- Born: March 31, 1941 Japan, Takahashi, Okayama Prefecture
- Died: August 6, 2018 (aged 77)
- Education: Takahashi High School→ University of Tokyo
- Alma mater: University of Tokyo
- Known for: Director at Suntory president of the Japan Volleyball Association

= Masao Tachiki =

Japanese business executive

Masao Tachiki (Japanese: 立木 正夫, Hepburn: Tachiki Masao, March 31, 1941 – August 6, 2018) was a Japanese business executive. After serving as a director at Suntory, he became the 7th president of the Japan Volleyball Association. He also served as a municipal advisor in his hometown. He was a native of Takahashi, Okayama Prefecture.

== Biography ==
Masao Tachiki was born in Takahashi, Okayama in 1941. After graduating from Okayama Prefectural Takahashi High School, he entered the University of Tokyo, where he was a member of the university’s volleyball team.He graduated from the Faculty of Law in 1964 and joined Suntory the same year.

At Suntory, he was appointed to the board of directors in 1987 and took charge of advertising. In 1990, he contributed an article titled “Expectations for Mass Advertising” to the Japan Marketing Journal.

He was later promoted to managing director in 1991, and then to senior managing director in April 2003. From June 2003 to April 2011, he served as the president of the Japan Volleyball Association, and subsequently as a councilor from 2011 to 2015. He also held other prominent positions, including Chairman of the Alcohol Problems Committee of the Japan Spirits & Liqueurs Makers Association, and a member of the Central Council on Liquor under Japan’s National Tax Agency.

Tachiki died of heart failure at a hospital in Tokyo at 10:45 p.m. on August 6, 2018, at the age of 77.

== Episode ==
Kenji Shimaoka, a former volleyball player, expressed his condolences, saying: “As president of the Japan Volleyball Association, Mr.
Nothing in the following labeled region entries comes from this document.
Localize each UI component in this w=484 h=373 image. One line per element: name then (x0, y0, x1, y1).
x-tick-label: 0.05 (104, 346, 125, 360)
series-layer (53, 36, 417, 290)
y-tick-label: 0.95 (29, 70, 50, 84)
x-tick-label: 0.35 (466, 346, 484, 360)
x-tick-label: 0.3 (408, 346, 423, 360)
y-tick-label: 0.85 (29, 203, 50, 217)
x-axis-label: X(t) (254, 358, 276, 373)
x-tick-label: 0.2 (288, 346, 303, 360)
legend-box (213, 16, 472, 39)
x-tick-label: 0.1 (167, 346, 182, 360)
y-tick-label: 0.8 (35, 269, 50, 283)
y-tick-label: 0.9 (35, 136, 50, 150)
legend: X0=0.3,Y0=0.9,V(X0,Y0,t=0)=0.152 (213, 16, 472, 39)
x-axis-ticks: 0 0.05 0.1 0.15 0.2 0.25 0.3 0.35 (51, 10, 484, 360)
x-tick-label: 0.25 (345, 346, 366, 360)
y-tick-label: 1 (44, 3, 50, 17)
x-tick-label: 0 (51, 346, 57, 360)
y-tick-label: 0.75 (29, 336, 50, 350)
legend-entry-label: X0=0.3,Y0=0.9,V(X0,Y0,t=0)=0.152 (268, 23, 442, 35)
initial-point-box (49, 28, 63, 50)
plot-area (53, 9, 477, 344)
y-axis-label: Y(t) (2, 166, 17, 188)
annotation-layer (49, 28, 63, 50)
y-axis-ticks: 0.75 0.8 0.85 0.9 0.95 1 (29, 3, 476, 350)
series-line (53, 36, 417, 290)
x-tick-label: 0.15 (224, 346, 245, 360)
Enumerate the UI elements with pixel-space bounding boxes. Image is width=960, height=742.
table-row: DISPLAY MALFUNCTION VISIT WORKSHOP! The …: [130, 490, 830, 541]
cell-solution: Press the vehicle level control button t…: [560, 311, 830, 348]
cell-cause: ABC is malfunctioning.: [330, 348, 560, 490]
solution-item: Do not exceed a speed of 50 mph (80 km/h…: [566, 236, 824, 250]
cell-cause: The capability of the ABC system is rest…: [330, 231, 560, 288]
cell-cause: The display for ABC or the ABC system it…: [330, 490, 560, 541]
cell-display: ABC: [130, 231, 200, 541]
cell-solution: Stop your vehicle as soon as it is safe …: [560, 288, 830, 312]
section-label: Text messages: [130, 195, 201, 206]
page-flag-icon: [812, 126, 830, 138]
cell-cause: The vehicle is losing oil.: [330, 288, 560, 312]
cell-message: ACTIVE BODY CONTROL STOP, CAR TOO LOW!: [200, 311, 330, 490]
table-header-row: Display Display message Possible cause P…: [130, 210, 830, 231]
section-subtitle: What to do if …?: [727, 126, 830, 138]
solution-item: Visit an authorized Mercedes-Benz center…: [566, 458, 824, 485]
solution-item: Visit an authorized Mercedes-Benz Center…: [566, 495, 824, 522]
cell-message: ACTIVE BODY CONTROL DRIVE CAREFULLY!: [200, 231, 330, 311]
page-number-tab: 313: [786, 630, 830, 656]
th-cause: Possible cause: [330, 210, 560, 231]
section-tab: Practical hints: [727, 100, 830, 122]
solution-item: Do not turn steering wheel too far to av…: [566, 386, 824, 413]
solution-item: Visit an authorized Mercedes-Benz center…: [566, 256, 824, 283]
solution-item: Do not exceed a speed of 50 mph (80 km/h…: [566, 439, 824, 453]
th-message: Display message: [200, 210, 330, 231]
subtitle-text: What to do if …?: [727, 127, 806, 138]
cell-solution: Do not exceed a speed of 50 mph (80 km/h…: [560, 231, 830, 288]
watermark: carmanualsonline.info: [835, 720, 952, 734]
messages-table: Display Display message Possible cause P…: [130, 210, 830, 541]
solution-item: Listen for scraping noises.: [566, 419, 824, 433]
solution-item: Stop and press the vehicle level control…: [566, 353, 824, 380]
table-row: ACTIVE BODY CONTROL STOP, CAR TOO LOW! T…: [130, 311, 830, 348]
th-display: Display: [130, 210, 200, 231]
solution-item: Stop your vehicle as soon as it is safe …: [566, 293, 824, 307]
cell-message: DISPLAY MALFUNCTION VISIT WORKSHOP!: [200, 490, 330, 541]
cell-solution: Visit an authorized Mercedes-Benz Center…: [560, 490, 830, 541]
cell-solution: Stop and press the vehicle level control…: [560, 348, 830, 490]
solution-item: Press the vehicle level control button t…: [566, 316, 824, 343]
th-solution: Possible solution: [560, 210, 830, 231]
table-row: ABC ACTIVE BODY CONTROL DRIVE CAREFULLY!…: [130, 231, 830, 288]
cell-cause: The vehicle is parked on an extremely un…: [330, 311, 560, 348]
Tachiki dedicated himself to the management of the organization and the promotion and development of volleyball. He demonstrated foresight and leadership in spearheading organizational reform, especially during the transition of the association to a Public Interest Incorporated Foundation in February 2011. We are deeply grateful for his numerous contributions to the volleyball community.”

== Career ==

- March 1941 – Born in Takahashi, Okayama Prefecture, Japan.
- March 1959 – Graduated from Okayama Prefectural Takahashi High School.
- March 1964 – Graduated from the Faculty of Law, University of Tokyo.
- April 1964 – Joined Suntory Ltd.
- July 1982 – Appointed General Manager of the Marketing Department.
- July 1985 – Appointed Director of the Sales Planning Office.
- March 1987 – Appointed General Manager of the Information Systems Department.
- June 1987 – Appointed to the Board of Directors at Suntory at age 46.
- January 1991 – Appointed General Manager of the Beer Business Division.
- March 1991 – Promoted to Managing Director.
- September 2002 – Appointed Managing Director in charge of the Corporate Communications Division, Advertising Division, Secretariat, and Deliberation Office.
- April 2003 – Promoted to Senior Managing Director, also overseeing the Corporate Communications Division, Secretariat, and Deliberation Office.
- June 2003 – Appointed as the 7th President of the Japan Volleyball Association.
- February 2011 – Oversaw the transition of the Japan Volleyball Association into a Public Interest Incorporated Foundation.[1]
- April 2011 – Stepped down as President of the Japan Volleyball Association.
- April 2011 – Appointed as a Councilor of the Japan Volleyball Association.
- June 2015 – Retired from the role of Councilor at the Japan Volleyball Association.
- August 2018 – Passed away from heart failure at a hospital in Tokyo.